Kansas City Star, September 7, 1999
By John D. Altevogt
Special to The Star
Well folks, we're almost a month out from the State Board of Education's courageous and enlightened decision, and the campaign of hate and disinformation continues unabated.
Bob Schieffer questioned presidential candidates' reaction to his statement that Kansas was prohibiting its children from learning about evolution. Wrong! I called the "news" director at our local CBS affiliate and asked if anyone from the station had called the mother ship to give Bob the news from Earth. He said he'd check and get back to me.
Then good old Hugh Downs displayed his ignorance, real or conveniently acquired. In a column on ABC's World Wide Web site, Hugh condescendingly gave religious folk a science lesson on the notion of falsification. A concept he apparently assumes they're ignorant of.
Well Hugh, let me introduce you to another scientific concept called research; as in do some! Maybe next time you'll know what you're talking about.
A poll on that same ABC Web site revealed that only 29 percent of those surveyed oppose teaching both creationism and evolution, but 55 percent oppose replacing evolution with creationism. Perhaps this fact is behind the lie that evolution has been removed from Kansas' schools. Clearly the truth would have failed to generate the hatred for conservative Christians and public outrage sought by our liberal media establishment.
But what is the truth? There has yet to be an adequate treatment of what this conservative-dominated board produced.
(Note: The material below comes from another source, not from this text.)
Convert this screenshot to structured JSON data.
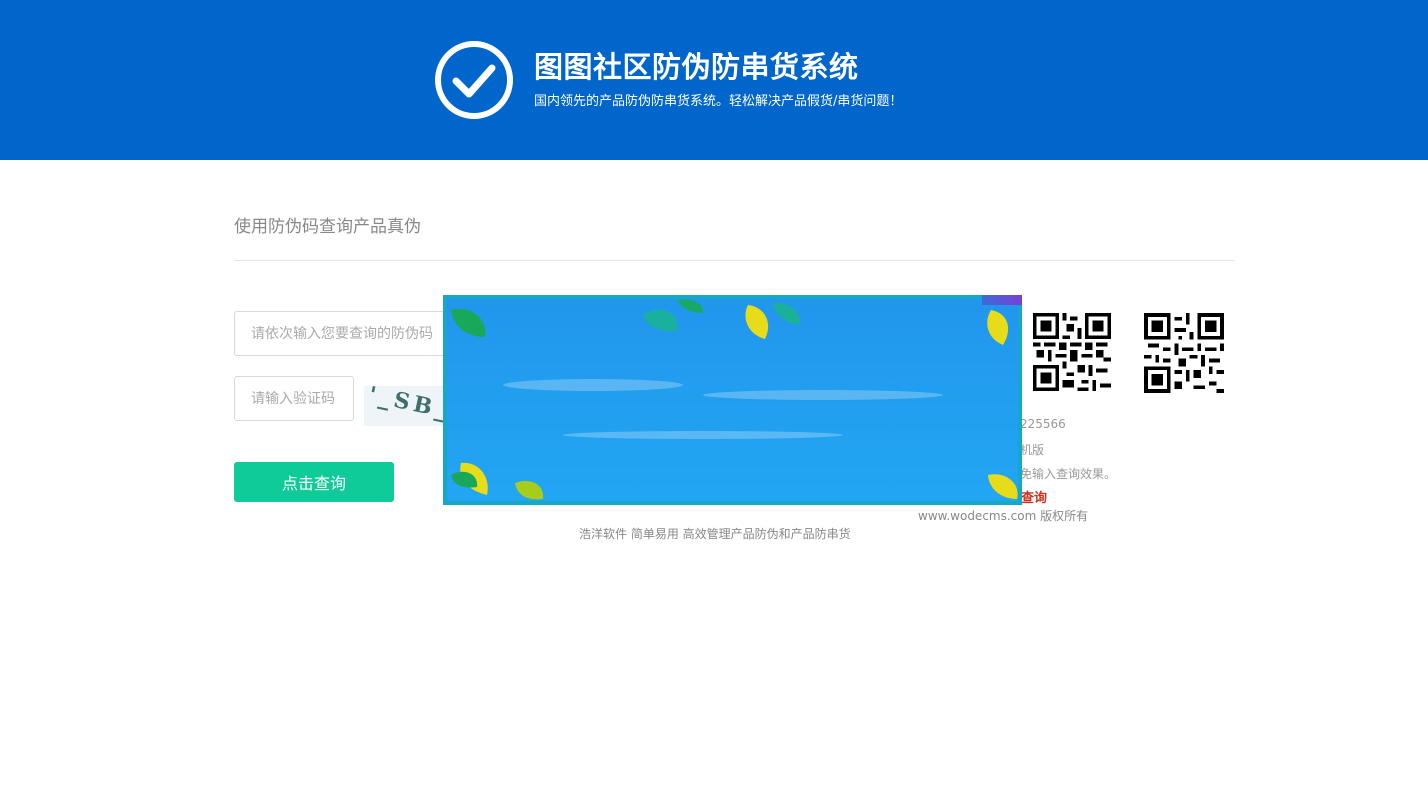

Hugh might be interested in reading pages 9, 97 and 98 of the new standards where Steve Abrams introduced falsification into the new standards and was opposed by the so-called evolutionary "experts" Downs glorifies.
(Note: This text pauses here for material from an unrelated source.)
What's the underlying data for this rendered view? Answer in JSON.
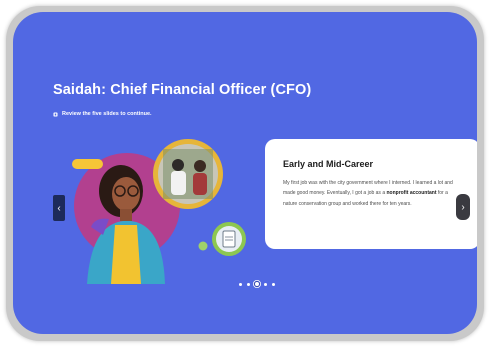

Indeed, it was the very concept of falsification that formed the basis for why the board de-emphasized macroevolution. It doesn't meet the scientific standard, but this doesn't mean it won't be taught. And, this restriction would obviously impact creation science in exactly the same manner.
Understand that the board has now reworked several of the state's standards. Each of the board's new standards are more rigorous and specific than the previous standards, including the science standards. Nowhere is creation science mentioned.
Lost in the shuffle is the fact that the previous standards only vaguely mentioned evolution. The comparison being made when people refer to de-emphasizing evolution is to the radically different standards suggested by the so-called panel of "experts."
Even so, microevolution takes a prominent place and, again, the definition of science is far more demanding than the one suggested by the "experts."
Also, board conservatives added statements like:
"Nothing in science or in any other field of knowledge should be taught dogmatically."
"No evidence or analysis of evidence that contradicts a current science theory should be censored."
I suppose it's not fair to demand that journalists should have read these statements. They were, after all, way back on the fourth page of the introduction under the heading "Teaching with Tolerance and Respect."
The real bottom line is that high school seniors may lose a question or two on macroevolution, but if they know everything else these standards demand of them they'll know a lot more about biology and science than the columnists, reporters and hack politicians who criticized them.
The truth will probably never be known in those garden spots of public education like Atlanta, Los Angeles, Washington, D.C., and New York, places where all the national columnists and network readers live.
They'll probably chortle about the hicks in Kansas as they bundle their own kids up in shiny new flak jackets and send them off to private schools.
I really don't care whether Bob Schieffer or Hugh Downs likes our new science standards, assuming that they actually find out what's in them. But it would be nice if some of our own area papers would have the intellectual honesty to let the people decide based on reality and not propaganda.
Ironically, the answer to the mystery of macroevolution may be found in Mary Brown's challenge to Gov. Bill Graves. Mary asked Bill to debate whether or not he might have descended from an ape. Now why would either God or evolution transform a perfectly good fur coat into an empty suit?